Yongqing et al. (2011) have analyzed the invariance property of ZMs and proposed magnitude based watermarking technique. In this watermarking technique, magnitude of selected moments is quantized to insert the watermark bits. The authors have computed ZMs up to high order to support high payload to be embedded as watermark. The watermarking technique proposed by them is robust against rotation, scaling, flipping, additive noise and lossy compression. They have concluded that as the number of embedded watermark bits increases, the Peak Signal to Noise Ratio (PSNR) decreases and hence quality of watermarked image degrades. In the proposed watermarking technique, large number of bits can be inserted as watermark without degrading the quality of watermarked image.
Kim et al. (2003) have also used magnitude of ZMs as invariant feature vector of the host image.

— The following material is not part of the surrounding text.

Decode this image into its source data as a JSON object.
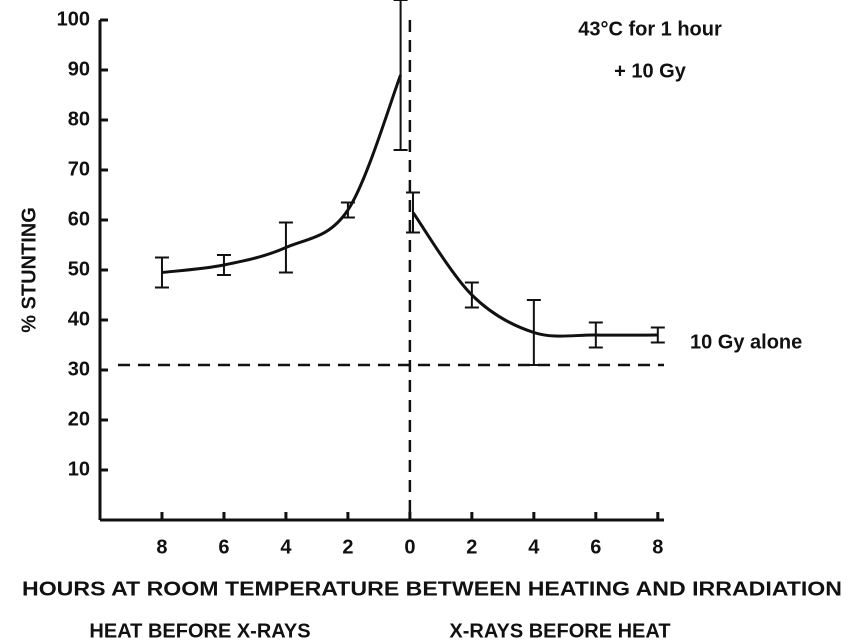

This feature vector is modified to insert the watermark bits and using the modified feature vector watermarked image is reconstructed. At the detector end, the feature vector of transformed watermarked image and original feature vector is compared to authenticate the watermarked image. The drawback of this technique is that the computation of ZMs (up to moment order 5) take five minutes for 256
256 image. To reduce the computation time, we propose the use of q-recursive method for computing Zernike polynomials. Palak et al. (2004) have proposed a watermarking technique based on ZMs and odd even quantization. In this technique, the watermark bits are inserted by quantizing the magnitude of the ZMs using odd-even quantization method. Through experiments, the authors have concluded that this technique has detection ratio of 97% for rotation and of 75% for additive noise.